We set out 10 of the key changes below:
The Regulation will harmonise DP laws in a single framework to apply across all EU member states. The uniformity in laws across Europe means more certainty for businesses.
- Expanded Territorial Scope (Article 3)
Businesses located outside of the EU offering goods/services to EU consumers or monitoring consumer behaviour will need to consider whether their businesses will be affected by the compliance obligations under the new Regulation and whether they may have to comply with the new Regulation. Final details are awaited.
Consent will be considered as given to data controllers by way of a clear affirmative action that establishes freely given, specific, informed and unambiguous indication by data subjects that permission to process personal data e.g. written or oral statement. Consent will involve all processing activities which are for the same purpose whereas as multiple purposes will require consent for each purpose.
- Increased Enforcement (Article 78)
Fines have increased significantly with maximum fines of €20 million or in case of an undertaking 4% of the businesses’ annual worldwide turnover whichever is greater. Supervisory authorities must ensure that the administrative fine imposed is effective, proportionate and dissuasive.
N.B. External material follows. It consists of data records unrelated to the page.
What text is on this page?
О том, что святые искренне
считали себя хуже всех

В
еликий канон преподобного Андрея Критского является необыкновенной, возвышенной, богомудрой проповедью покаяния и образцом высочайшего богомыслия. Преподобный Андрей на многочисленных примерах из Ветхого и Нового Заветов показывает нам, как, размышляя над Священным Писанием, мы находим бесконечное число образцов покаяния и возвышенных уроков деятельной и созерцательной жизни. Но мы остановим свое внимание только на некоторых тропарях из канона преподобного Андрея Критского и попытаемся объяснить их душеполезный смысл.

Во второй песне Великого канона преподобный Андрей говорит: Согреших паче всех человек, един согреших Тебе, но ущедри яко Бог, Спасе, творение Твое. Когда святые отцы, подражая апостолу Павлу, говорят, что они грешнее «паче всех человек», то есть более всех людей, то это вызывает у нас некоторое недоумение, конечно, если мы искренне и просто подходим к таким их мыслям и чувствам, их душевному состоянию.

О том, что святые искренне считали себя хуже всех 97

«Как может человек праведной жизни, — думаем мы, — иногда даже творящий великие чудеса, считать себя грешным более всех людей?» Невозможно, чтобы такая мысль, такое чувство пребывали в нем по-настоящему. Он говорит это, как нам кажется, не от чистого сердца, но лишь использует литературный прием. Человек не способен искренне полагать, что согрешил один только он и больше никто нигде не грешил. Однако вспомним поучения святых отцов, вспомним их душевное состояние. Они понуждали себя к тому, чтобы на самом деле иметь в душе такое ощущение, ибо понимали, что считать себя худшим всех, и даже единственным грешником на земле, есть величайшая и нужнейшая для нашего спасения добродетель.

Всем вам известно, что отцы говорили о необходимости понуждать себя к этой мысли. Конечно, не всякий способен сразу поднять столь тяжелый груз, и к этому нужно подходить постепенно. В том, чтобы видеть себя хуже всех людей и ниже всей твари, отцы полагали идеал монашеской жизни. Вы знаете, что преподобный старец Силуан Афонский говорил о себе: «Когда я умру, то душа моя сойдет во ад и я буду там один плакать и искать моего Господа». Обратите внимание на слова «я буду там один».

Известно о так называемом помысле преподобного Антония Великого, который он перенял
- Strict Data Breach Notification (Article 31 and 17b)
Strict breach notification measures will require all businesses to inform the supervisory authority of all data breaches that present risk to the rights and freedoms of data subjects. Breach notification must be without undue delay and, where feasible, within 72 hours.
The new Regulation proposes that data subjects affected by the breach must be notified by data controllers, unless impossible or disproportionate in effort, in circumstances where the breach could inflict serious harm.